Background Tasks
Return an HTTP response immediately and defer work — emails, webhooks, audit writes, cache invalidation — to run after the client has received the response.
Minimal example
from lauren import BackgroundTasks, controller, post, Json
from pydantic import BaseModel
class CreateUser(BaseModel):
email: str
@controller("/users")
class UsersController:
@post("/")
async def create(self, body: Json[CreateUser], tasks: BackgroundTasks) -> dict:
user = await self._repo.create(body)
tasks.add_task(send_welcome_email, user.email)
return {"id": user.id}, 201Declare tasks: BackgroundTasks as a handler parameter. Lauren detects this at
compile time (like request: Request) and injects a fresh instance per request.
add_task and TaskHandle
handle: TaskHandle = tasks.add_task(func, *args, **kwargs)add_task enqueues func to run after _send_response completes. It returns a
TaskHandle:
| Field | Type | Description |
|---|---|---|
task_id | str | Random hex string, unique per task |
status | str | "pending" → "running" → "done" | "failed" |
You can include task_id in the response body so clients can poll elsewhere:
@post("/orders")
async def create(self, body: Json[Order], tasks: BackgroundTasks) -> dict:
order = await self._repo.create(body)
handle = tasks.add_task(notify_warehouse, order_id=order.id)
return {"id": order.id, "job_id": handle.task_id}, 201Sync vs async callables
Both work. Sync callables are offloaded to anyio.to_thread.run_sync automatically
so they never block the event loop:
# Async — awaited directly
async def send_email(to: str) -> None:
await mailer.send(to, ...)
# Sync — offloaded to thread pool
def update_crm(customer_id: int) -> None:
crm_sdk.update(customer_id, ...) # blocking I/O
@post("/")
async def create(self, tasks: BackgroundTasks) -> dict:
tasks.add_task(send_email, "alice@example.com")
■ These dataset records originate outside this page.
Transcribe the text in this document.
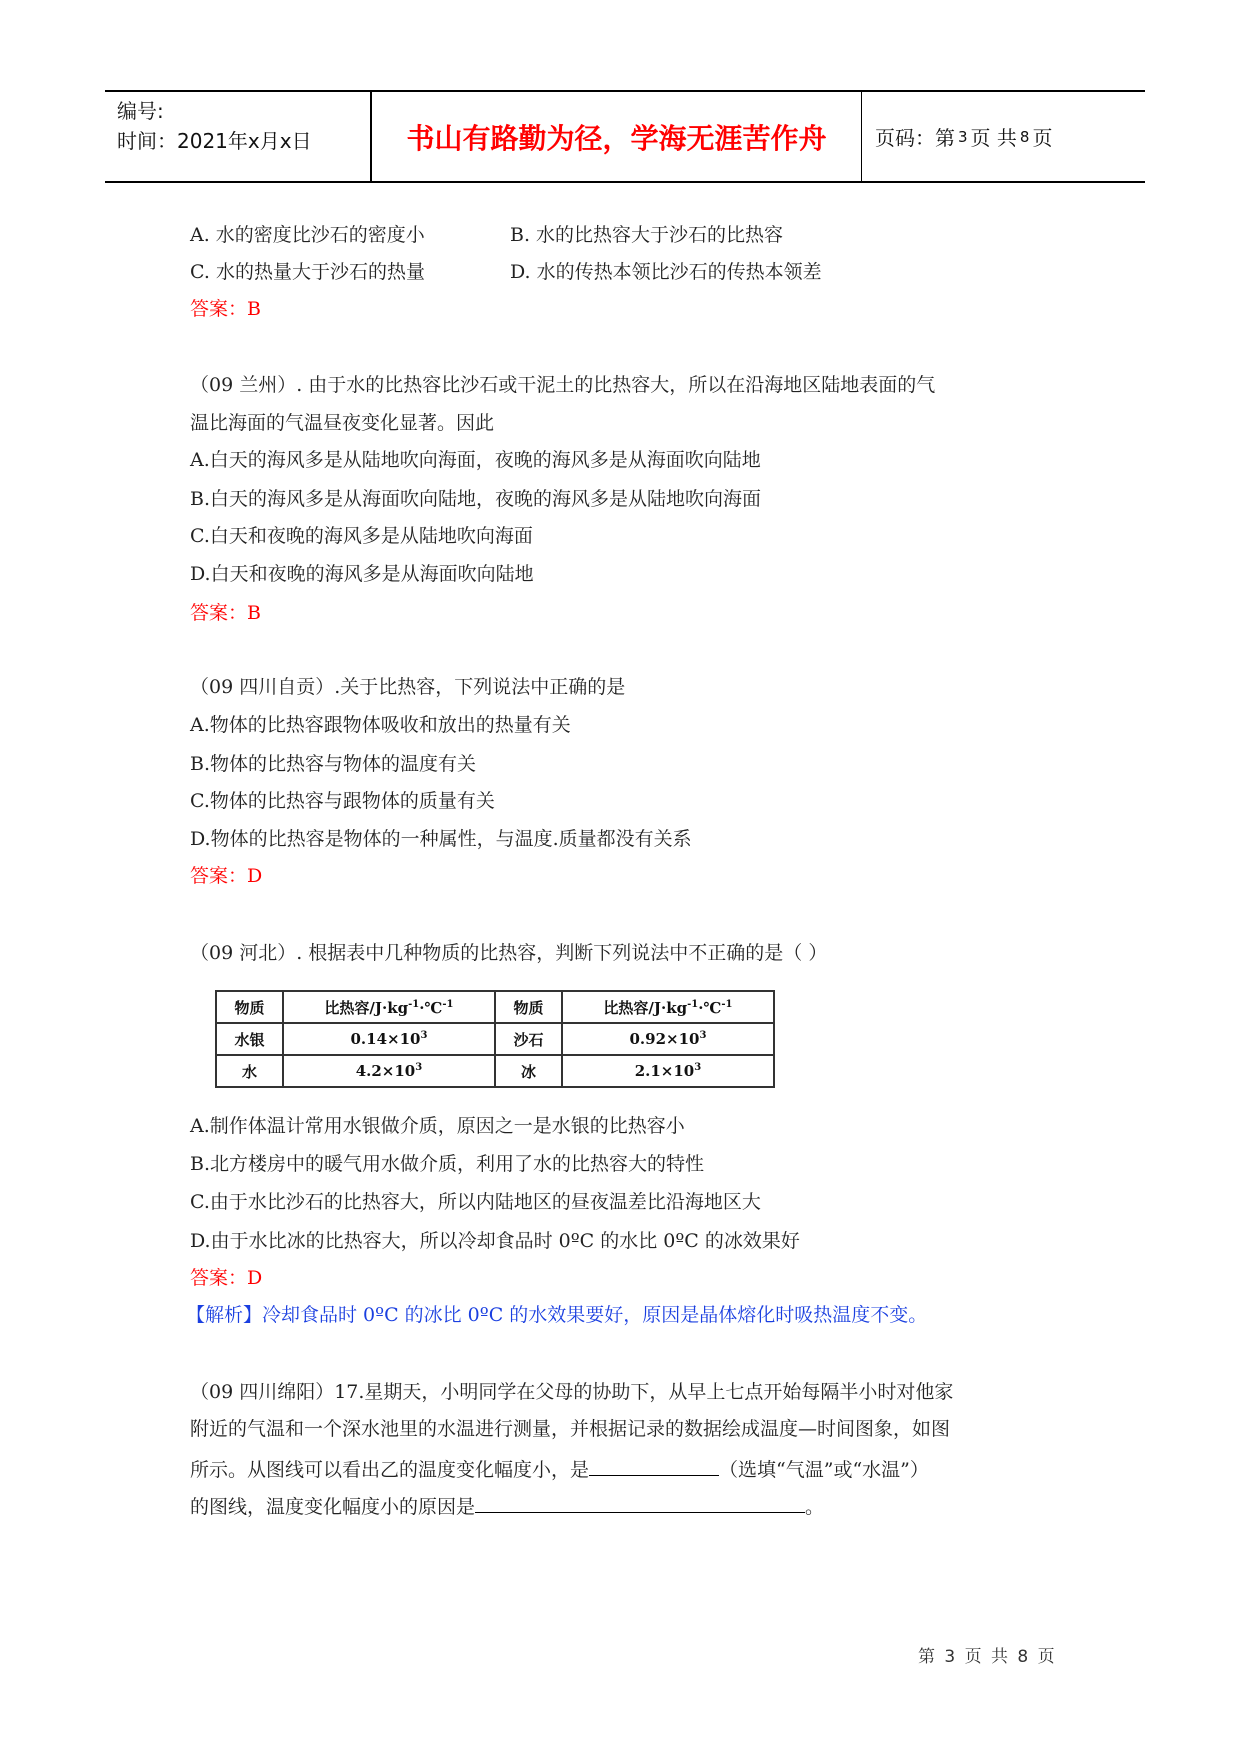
编号:
时间：2021年x月x日	书山有路勤为径，学海无涯苦作舟	页码：第 3 页 共 8 页
A. 水的密度比沙石的密度小	B. 水的比热容大于沙石的比热容
C. 水的热量大于沙石的热量	D. 水的传热本领比沙石的传热本领差
答案：B
（09 兰州）. 由于水的比热容比沙石或干泥土的比热容大，所以在沿海地区陆地表面的气
温比海面的气温昼夜变化显著。因此
A.白天的海风多是从陆地吹向海面，夜晚的海风多是从海面吹向陆地
B.白天的海风多是从海面吹向陆地，夜晚的海风多是从陆地吹向海面
C.白天和夜晚的海风多是从陆地吹向海面
D.白天和夜晚的海风多是从海面吹向陆地
答案：B
（09 四川自贡）.关于比热容，下列说法中正确的是
A.物体的比热容跟物体吸收和放出的热量有关
B.物体的比热容与物体的温度有关
C.物体的比热容与跟物体的质量有关
D.物体的比热容是物体的一种属性，与温度.质量都没有关系
答案：D
（09 河北）. 根据表中几种物质的比热容，判断下列说法中不正确的是（ ）
物质	比热容$/J\cdot kg^{-1}\cdot℃^{-1}$	物质	比热容$/J\cdot kg^{-1}\cdot℃^{-1}$
水银	$0.14\times 10^3$	沙石	$0.92\times 10^3$
水	$4.2\times 10^3$	冰	$2.1\times 10^3$
A.制作体温计常用水银做介质，原因之一是水银的比热容小
B.北方楼房中的暖气用水做介质，利用了水的比热容大的特性
C.由于水比沙石的比热容大，所以内陆地区的昼夜温差比沿海地区大
D.由于水比冰的比热容大，所以冷却食品时 0ºC 的水比 0ºC 的冰效果好
答案：D
【解析】冷却食品时 0ºC 的冰比 0ºC 的水效果要好，原因是晶体熔化时吸热温度不变。
（09 四川绵阳）17.星期天，小明同学在父母的协助下，从早上七点开始每隔半小时对他家
附近的气温和一个深水池里的水温进行测量，并根据记录的数据绘成温度—时间图象，如图
所示。从图线可以看出乙的温度变化幅度小，是	（选填“气温”或“水温”）
的图线，温度变化幅度小的原因是	。
第 3 页 共 8 页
tasks.add_task(update_crm, customer_id=42)
return {}Execution order
Tasks run in the order they were added and execute sequentially (not concurrently). This is intentional: most post-response work has natural sequencing (notify after persist).
Error isolation
If a task raises, the exception is:
- Logged at
ERRORlevel withcontext="BackgroundTasks". - Emitted as a
BackgroundTaskFailedsignal (see Signals below). - Does not affect the HTTP response status.
- Does not stop subsequent tasks from running.
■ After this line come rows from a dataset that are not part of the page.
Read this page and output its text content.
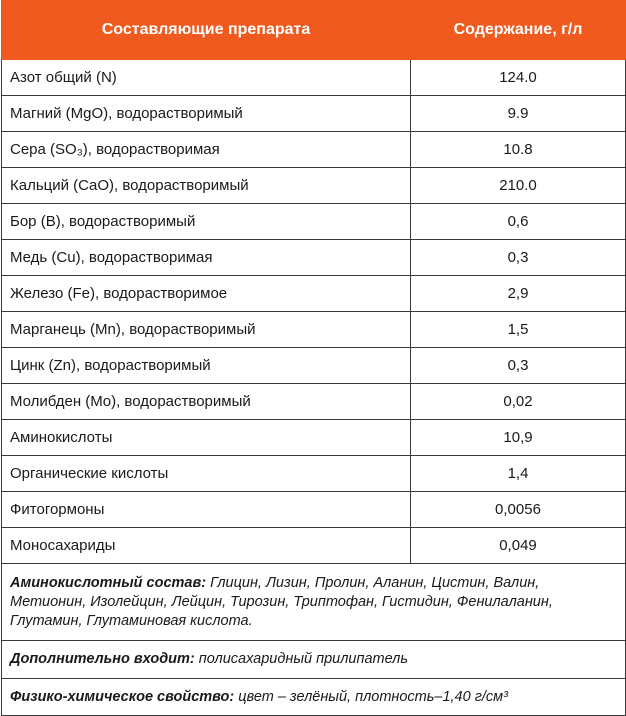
Составляющие препарата	Содержание, г/л
Азот общий (N)	124.0
Магний (MgO), водорастворимый	9.9
Сера (SO₃), водорастворимая	10.8
Кальций (CaO), водорастворимый	210.0
Бор (B), водорастворимый	0,6
Медь (Cu), водорастворимая	0,3
Железо (Fe), водорастворимое	2,9
Марганець (Mn), водорастворимый	1,5
Цинк (Zn), водорастворимый	0,3
Молибден (Mo), водорастворимый	0,02
Аминокислоты	10,9
Органические кислоты	1,4
Фитогормоны	0,0056
Моносахариды	0,049
Аминокислотный состав: Глицин, Лизин, Пролин, Аланин, Цистин, Валин, Метионин, Изолейцин, Лейцин, Тирозин, Триптофан, Гистидин, Фенилаланин, Глутамин, Глутаминовая кислота.	
Дополнительно входит: полисахаридный прилипатель	
Физико-химическое свойство: цвет – зелёный, плотность–1,40 г/см³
tasks.add_task(may_fail) # fails
tasks.add_task(always_runs) # still runsSignals
Three lifecycle signals are emitted per task:
| Signal | Fields | Description |
|---|---|---|
BackgroundTaskStarted | task_id, func | Just before execution begins |
BackgroundTaskComplete | task_id, func, duration_s | After successful completion |
BackgroundTaskFailed | task_id, func, error | After an exception is raised |
Subscribe via the app's SignalBus:
from lauren import BackgroundTaskFailed, post_construct
@injectable(scope=Scope.SINGLETON)
class AlertService:
def __init__(self, app: LaurenApp) -> None:
self._app = app
@post_construct
async def setup(self) -> None:
self._app.signals.on(BackgroundTaskFailed)(self._on_failure)
async def _on_failure(self, event: BackgroundTaskFailed) -> None:
await self._pagerduty.alert(
f"Background task {event.task_id!r} failed: {event.error}"
)Graceful shutdown
Tasks run in the same asyncio.Task as the request that queued them. That task
is registered in LaurenApp._in_flight until release_request returns — which only
happens after all background tasks complete. On SIGTERM / SIGINT, the drain
phase waits for all in-flight tasks (including queued background work) before teardown.
DI guidance
Safe: pass plain values and Scope.SINGLETON services
# GOOD — plain value captured at handler time
tasks.add_task(process_order, order_id=order.id)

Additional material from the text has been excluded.